I’m typically of the opinion, that if I don’t have anything to say, don’t say anything.

But NaBloPoMo is making me speak.

I’ve longed believed that those people who are my closest friends are those with whom I can be around and neither of us feel the need to say anything.  Wanting to say something is another story.  But needing?  Nope.  Just comfortable as is.  And their presence does not feel like an invasion of my space.  (And I require LOTS of space.)

(Likely a quality of a hard core introvert such as myself.  I want to hand this out to everyone I meet.  “Hi, I’m Regina, and I’m an introvert.  Here’s my manual.”)
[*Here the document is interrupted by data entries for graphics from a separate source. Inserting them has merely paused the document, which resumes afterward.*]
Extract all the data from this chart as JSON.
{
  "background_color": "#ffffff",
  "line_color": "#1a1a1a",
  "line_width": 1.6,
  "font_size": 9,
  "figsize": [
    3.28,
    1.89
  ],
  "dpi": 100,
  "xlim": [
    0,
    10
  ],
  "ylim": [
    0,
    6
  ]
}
I noticed that comfort with Tim right away in those early days of us spending time and getting to know one another.  The day after our first date of sorts - a day long motorcycle ride along the NoCal coast, he was housesitting in Mill Valley for the week and invited me to join him.  I was all too glad for more adventure and the opportunity to escape my apartment in Berkeley.  We cheerfully shopped for groceries, listened to music while preparing dinner in the kitchen, I toasted pecans for salad and he picked out wine for us.  After dinner, we would take walks down to the end of the road, into a little mini forest.  And we each found our own tree… or log… or rock… and just sat for a while.  Still.  Quiet.  Appreciating our own individual spaces and experiences.  Apart yet together.  It was SO comfortable being with him.

It still is.  But it’s now a different sort of comfort.  We all know that as time passes, passions morph and relationships evolve.  It’s no longer the comfort of, say, a new mattress, but more like an old bathrobe.

I guess one could say I take him for granted in that I anticipate his presence in my life as something true, real, and forthcoming.  And don’t we all want to anticipate such as well as be anticipated about?

***

So, today while walking to get coffee at work, one of the many random thoughts to drift through my brain was triggered when I saw a girl with a band-aid on her knee.  “I can’t even remember the last time I fell and required band-aids as a result.”

Fast-forward 4 hours later…  I got off work and walked to my car.  I unknowingly stepped on a rock about the size of an acorn and fell, slipping down in slow-mo until I was totally eating asphalt.  After being impressed that nothing fell out of my tote and my clothes were intact (and, of course, looking around to see if anyone saw me (negative)), I evaluated the carnage on the left side of my body.  I really gashed my palm, seriously scraped my elbow (of the it’s-going-to-get-a-thick-nasty-scab variety), got a big knot in my knee, and scraped up my thigh.

I. Am. Soooo. Sore.

And covered in band-aids.

An example of the power of our thoughts?

Just in case, I guess I better start thinking about more positive things.